“The universe is full of magical things patiently waiting for our wits to grow sharper.”
-Eden Phillpotts
Day 25 – I remember from my 3-month-long trip to Italy, Croatia, and Slovenia a few years ago, that time slows down when you’re traveling.
An article on Lifehacker explains:
The reason is simple: the longer it takes for our brain to process information, the longer the period of time feels. So, when the brain isn’t doing a lot of processing, like, say, on your commute to work that never changes, the time it took to do so doesn’t feel that long. One study from the Journal of Consumer Psychology suggests that the more attention we pay to an event, the longer the interval of time feels. Another study from the Journal of the Association for Psychological Science had similar findings.

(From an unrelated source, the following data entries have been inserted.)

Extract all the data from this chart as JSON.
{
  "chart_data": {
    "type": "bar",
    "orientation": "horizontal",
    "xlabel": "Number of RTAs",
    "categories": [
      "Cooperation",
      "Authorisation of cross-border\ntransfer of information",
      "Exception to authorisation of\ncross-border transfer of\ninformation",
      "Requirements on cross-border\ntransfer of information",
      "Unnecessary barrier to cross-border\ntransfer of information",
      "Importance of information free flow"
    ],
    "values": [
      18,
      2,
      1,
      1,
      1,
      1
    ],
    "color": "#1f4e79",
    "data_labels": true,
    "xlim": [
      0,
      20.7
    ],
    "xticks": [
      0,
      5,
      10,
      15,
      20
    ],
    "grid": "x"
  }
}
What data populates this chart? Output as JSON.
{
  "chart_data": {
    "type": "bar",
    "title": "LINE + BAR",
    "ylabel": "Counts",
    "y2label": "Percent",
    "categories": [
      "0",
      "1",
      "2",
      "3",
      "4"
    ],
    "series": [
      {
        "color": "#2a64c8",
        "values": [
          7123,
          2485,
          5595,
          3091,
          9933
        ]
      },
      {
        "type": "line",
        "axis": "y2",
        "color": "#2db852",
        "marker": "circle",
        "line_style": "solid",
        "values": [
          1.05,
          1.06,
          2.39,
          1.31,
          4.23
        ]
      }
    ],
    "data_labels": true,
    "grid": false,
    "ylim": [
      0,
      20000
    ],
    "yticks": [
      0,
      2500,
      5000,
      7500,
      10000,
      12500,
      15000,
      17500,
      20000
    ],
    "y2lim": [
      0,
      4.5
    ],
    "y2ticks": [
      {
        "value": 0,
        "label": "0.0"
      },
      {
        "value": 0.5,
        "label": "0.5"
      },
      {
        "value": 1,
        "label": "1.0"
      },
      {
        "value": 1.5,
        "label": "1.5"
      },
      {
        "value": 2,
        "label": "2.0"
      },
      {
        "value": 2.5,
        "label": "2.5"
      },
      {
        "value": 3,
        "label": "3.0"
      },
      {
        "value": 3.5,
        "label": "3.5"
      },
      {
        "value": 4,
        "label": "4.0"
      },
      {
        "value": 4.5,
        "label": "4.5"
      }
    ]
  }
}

I’ve been thinking lately about events and encounters that slow down time. They feel like little bursts of life happening beyond our ability to understand them. My ex used to make fun of me when we’d go for our evening walk, because I’d wax on about the smell of jasmine or passion fruit or even the subtle shift at the start of a season’s change. But the more I breathed in, it expanded the breadth of the moment.
Practicing mindfulness, even the act of listening to your breath going in and out, is like holding a microscope up to the moment, so that everything that looked smooth is actually an intricate latticework, built not just of the thing itself, but of its history and every influence that makes it what it is now.
Like I said once in a poem, “Objects are solid and moving beneath.”